Price at the time of review: $1.95 US

Available: Amazon

Author site: Unknown
GoodReads page: http://www.goodreads.com/book/show/9726848-the-ark-of-adams

This entry was posted in 1.5, Novel, Reviews, Science Fiction and tagged , . Bookmark the permalink.

4 Responses to “The Ark of Adams” – by Jack Kane

  1. Good and balanced honest review. Every time there’s an awkward word used or it’s not clear which subject is doing what action, it jolts the reader out of the book. It’s like having a shaky camera in a movie where you’re not sure what you’re watching anymore. From the examples you pulled, it *is* an assault on the written language and it would make any prose lover cry. I see that it needs a lot of work with regards to punctuation, word usage (especially verbs), sentence structure, and maintaining a consistent subject in the same sentence. This book would definitely turn me from an enthusiastic reader to a cranky editor.

    E.g. “The corner street lamp glanced reflection from off her boots as she walked”. This sentence makes it seem like the lamp is looking at her with eyes. It should be “As she walked, the corner street lamp’s light glanced off her boots.” I’m not even sure of the original sentence is really about the reflection of the lamp or it’s shining its light at her boots, because if it’s a reflection, then those must be some crazy mirror boots.

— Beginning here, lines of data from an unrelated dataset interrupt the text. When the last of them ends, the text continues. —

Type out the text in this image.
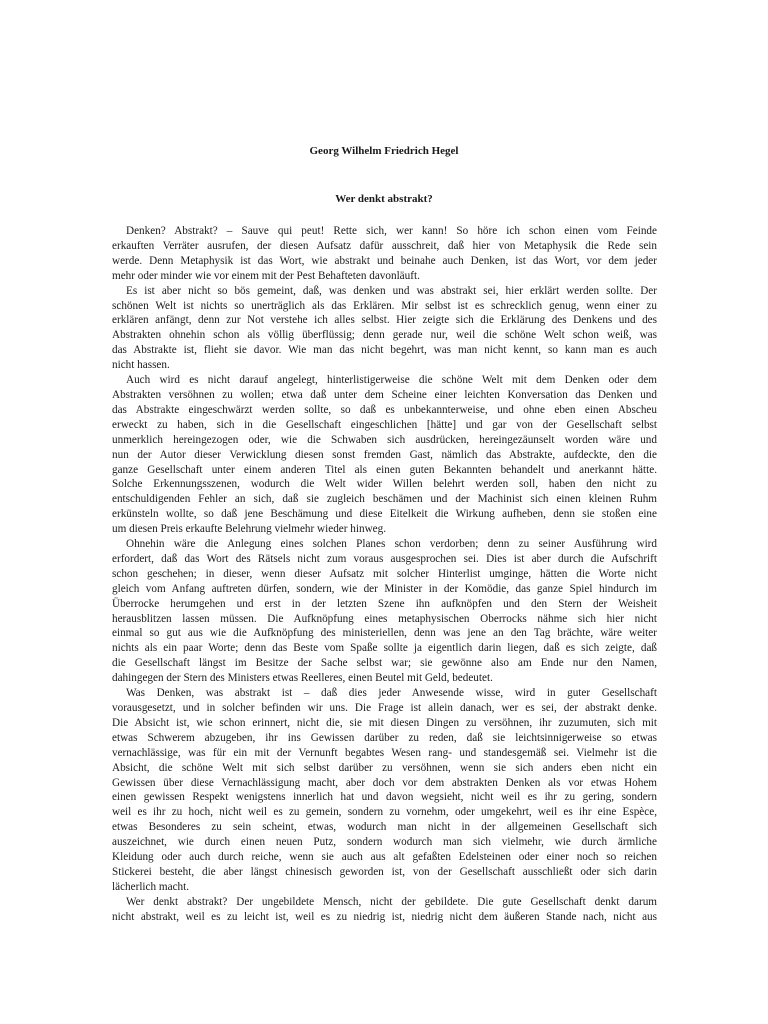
Georg Wilhelm Friedrich Hegel
Wer denkt abstrakt?
Denken? Abstrakt? – Sauve qui peut! Rette sich, wer kann! So höre ich schon einen vom Feinde
erkauften Verräter ausrufen, der diesen Aufsatz dafür ausschreit, daß hier von Metaphysik die Rede sein
werde. Denn Metaphysik ist das Wort, wie abstrakt und beinahe auch Denken, ist das Wort, vor dem jeder
mehr oder minder wie vor einem mit der Pest Behafteten davonläuft.
Es ist aber nicht so bös gemeint, daß, was denken und was abstrakt sei, hier erklärt werden sollte. Der
schönen Welt ist nichts so unerträglich als das Erklären. Mir selbst ist es schrecklich genug, wenn einer zu
erklären anfängt, denn zur Not verstehe ich alles selbst. Hier zeigte sich die Erklärung des Denkens und des
Abstrakten ohnehin schon als völlig überflüssig; denn gerade nur, weil die schöne Welt schon weiß, was
das Abstrakte ist, flieht sie davor. Wie man das nicht begehrt, was man nicht kennt, so kann man es auch
nicht hassen.
Auch wird es nicht darauf angelegt, hinterlistigerweise die schöne Welt mit dem Denken oder dem
Abstrakten versöhnen zu wollen; etwa daß unter dem Scheine einer leichten Konversation das Denken und
das Abstrakte eingeschwärzt werden sollte, so daß es unbekannterweise, und ohne eben einen Abscheu
erweckt zu haben, sich in die Gesellschaft eingeschlichen [hätte] und gar von der Gesellschaft selbst
unmerklich hereingezogen oder, wie die Schwaben sich ausdrücken, hereingezäunselt worden wäre und
nun der Autor dieser Verwicklung diesen sonst fremden Gast, nämlich das Abstrakte, aufdeckte, den die
ganze Gesellschaft unter einem anderen Titel als einen guten Bekannten behandelt und anerkannt hätte.
Solche Erkennungsszenen, wodurch die Welt wider Willen belehrt werden soll, haben den nicht zu
entschuldigenden Fehler an sich, daß sie zugleich beschämen und der Machinist sich einen kleinen Ruhm
erkünsteln wollte, so daß jene Beschämung und diese Eitelkeit die Wirkung aufheben, denn sie stoßen eine
um diesen Preis erkaufte Belehrung vielmehr wieder hinweg.
Ohnehin wäre die Anlegung eines solchen Planes schon verdorben; denn zu seiner Ausführung wird
erfordert, daß das Wort des Rätsels nicht zum voraus ausgesprochen sei. Dies ist aber durch die Aufschrift
schon geschehen; in dieser, wenn dieser Aufsatz mit solcher Hinterlist umginge, hätten die Worte nicht
gleich vom Anfang auftreten dürfen, sondern, wie der Minister in der Komödie, das ganze Spiel hindurch im
Überrocke herumgehen und erst in der letzten Szene ihn aufknöpfen und den Stern der Weisheit
herausblitzen lassen müssen. Die Aufknöpfung eines metaphysischen Oberrocks nähme sich hier nicht
einmal so gut aus wie die Aufknöpfung des ministeriellen, denn was jene an den Tag brächte, wäre weiter
nichts als ein paar Worte; denn das Beste vom Spaße sollte ja eigentlich darin liegen, daß es sich zeigte, daß
die Gesellschaft längst im Besitze der Sache selbst war; sie gewönne also am Ende nur den Namen,
dahingegen der Stern des Ministers etwas Reelleres, einen Beutel mit Geld, bedeutet.
Was Denken, was abstrakt ist – daß dies jeder Anwesende wisse, wird in guter Gesellschaft
vorausgesetzt, und in solcher befinden wir uns. Die Frage ist allein danach, wer es sei, der abstrakt denke.
Die Absicht ist, wie schon erinnert, nicht die, sie mit diesen Dingen zu versöhnen, ihr zuzumuten, sich mit
etwas Schwerem abzugeben, ihr ins Gewissen darüber zu reden, daß sie leichtsinnigerweise so etwas
vernachlässige, was für ein mit der Vernunft begabtes Wesen rang- und standesgemäß sei. Vielmehr ist die
Absicht, die schöne Welt mit sich selbst darüber zu versöhnen, wenn sie sich anders eben nicht ein
Gewissen über diese Vernachlässigung macht, aber doch vor dem abstrakten Denken als vor etwas Hohem
einen gewissen Respekt wenigstens innerlich hat und davon wegsieht, nicht weil es ihr zu gering, sondern
weil es ihr zu hoch, nicht weil es zu gemein, sondern zu vornehm, oder umgekehrt, weil es ihr eine Espèce,
etwas Besonderes zu sein scheint, etwas, wodurch man nicht in der allgemeinen Gesellschaft sich
auszeichnet, wie durch einen neuen Putz, sondern wodurch man sich vielmehr, wie durch ärmliche
Kleidung oder auch durch reiche, wenn sie auch aus alt gefaßten Edelsteinen oder einer noch so reichen
Stickerei besteht, die aber längst chinesisch geworden ist, von der Gesellschaft ausschließt oder sich darin
lächerlich macht.
Wer denkt abstrakt? Der ungebildete Mensch, nicht der gebildete. Die gute Gesellschaft denkt darum
nicht abstrakt, weil es zu leicht ist, weil es zu niedrig ist, niedrig nicht dem äußeren Stande nach, nicht aus
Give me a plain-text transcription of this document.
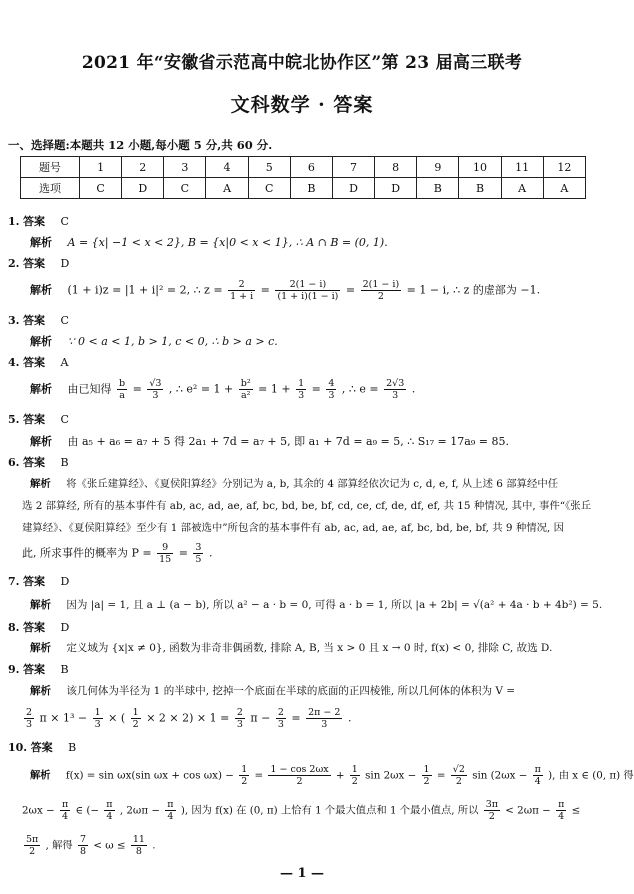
2021 年“安徽省示范高中皖北协作区”第 23 届高三联考
文科数学 · 答案
一、选择题:本题共 12 小题,每小题 5 分,共 60 分.
题号	1	2	3	4	5	6	7	8	9	10	11	12
选项	C	D	C	A	C	B	D	D	B	B	A	A
1. 答案 C
解析 A = {x| −1 < x < 2}, B = {x|0 < x < 1}, ∴ A ∩ B = (0, 1).
2. 答案 D
解析 (1 + i)z = |1 + i|² = 2, ∴ $z = \frac{2}{1 + i} = \frac{2(1 - i)}{(1 + i)(1 - i)} = \frac{2(1 - i)}{2} = 1 - i$, ∴ z 的虚部为 −1.
3. 答案 C
解析 ∵ 0 < a < 1, b > 1, c < 0, ∴ b > a > c.
4. 答案 A
解析 由已知得 $\frac{b}{a} = \frac{√3}{3}$ , ∴ $e^2 = 1 + \frac{\text{b²}}{\text{a²}} = 1 + \frac{1}{3} = \frac{4}{3}$ , ∴ $e = \frac{2√3}{3}$ .
5. 答案 C
解析 由 a₅ + a₆ = a₇ + 5 得 2a₁ + 7d = a₇ + 5, 即 a₁ + 7d = a₉ = 5, ∴ S₁₇ = 17a₉ = 85.
6. 答案 B
解析 将《张丘建算经》、《夏侯阳算经》分别记为 a, b, 其余的 4 部算经依次记为 c, d, e, f, 从上述 6 部算经中任
选 2 部算经, 所有的基本事件有 ab, ac, ad, ae, af, bc, bd, be, bf, cd, ce, cf, de, df, ef, 共 15 种情况, 其中, 事件“《张丘
建算经》、《夏侯阳算经》至少有 1 部被选中”所包含的基本事件有 ab, ac, ad, ae, af, bc, bd, be, bf, 共 9 种情况, 因
此, 所求事件的概率为 $P = \frac{9}{15} = \frac{3}{5}$ .
7. 答案 D
解析 因为 |a| = 1, 且 a ⊥ (a − b), 所以 a² − a · b = 0, 可得 a · b = 1, 所以 |a + 2b| = √(a² + 4a · b + 4b²) = 5.
8. 答案 D
解析 定义域为 {x|x ≠ 0}, 函数为非奇非偶函数, 排除 A, B, 当 x > 0 且 x → 0 时, f(x) < 0, 排除 C, 故选 D.
9. 答案 B
解析 该几何体为半径为 1 的半球中, 挖掉一个底面在半球的底面的正四棱锥, 所以几何体的体积为 V =
$\frac{2}{3}$ $\pi \times 1^3 - \frac{1}{3}$ × ( $\frac{1}{2} \times 2 \times 2) \times 1 = \frac{2}{3}$ $\pi - \frac{2}{3} = \frac{2\pi - 2}{3}$ .
10. 答案 B
解析 f(x) = sin ωx(sin $\omega x + \cos \omega x) - \frac{1}{2} = \frac{1 - \cos 2\omega x}{2} + \frac{1}{2}$ $\sin 2\omega x - \frac{1}{2} = \frac{√2}{2}$ $\sin (2\omega x - \frac{\pi}{4}$ ), 由 x ∈ (0, π) 得
$2\omega x - \frac{\pi}{4}$ ∈ (− $\frac{\pi}{4}$ , $2\omega\pi - \frac{\pi}{4}$ ), 因为 f(x) 在 (0, π) 上恰有 1 个最大值点和 1 个最小值点, 所以 $\frac{3\pi}{2} < 2\omega\pi - \frac{\pi}{4}$ ≤
$\frac{5\pi}{2}$ , 解得 $\frac{7}{8} < \omega \le \frac{11}{8}$ .
— 1 —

    Just curious, did you see these problems in the sample, or is the sample mostly clean and the problems take place after?

    • Caleb says:

      Hi Frida,

      Unfortunately, I didn’t read the sample for this book. It was one I already owned and had decided to read/review it. Once bitten, twice shy though.

  2. GraceKrispy says:

    Great review! I attempted this book a while back. In spit of the initially promising storyline, the awkward and unclear language killed it for me. I don’t often stop reading a book before I’ve finished, but I just didn’t make it through this one. I was actually reminded of what happens when you put a sentence into one of those online language translators.

    I don’t read samples generally… you’d think I would learn my lesson by now!

    • Caleb says:

      From now on I’m strictly a sample guy. I’ll read the sample, determine if I’m going to review it and then schedule it.
      The problem here was that I’d already put it in my review schedule and my rule is – if I’ve scheduled it, I read it.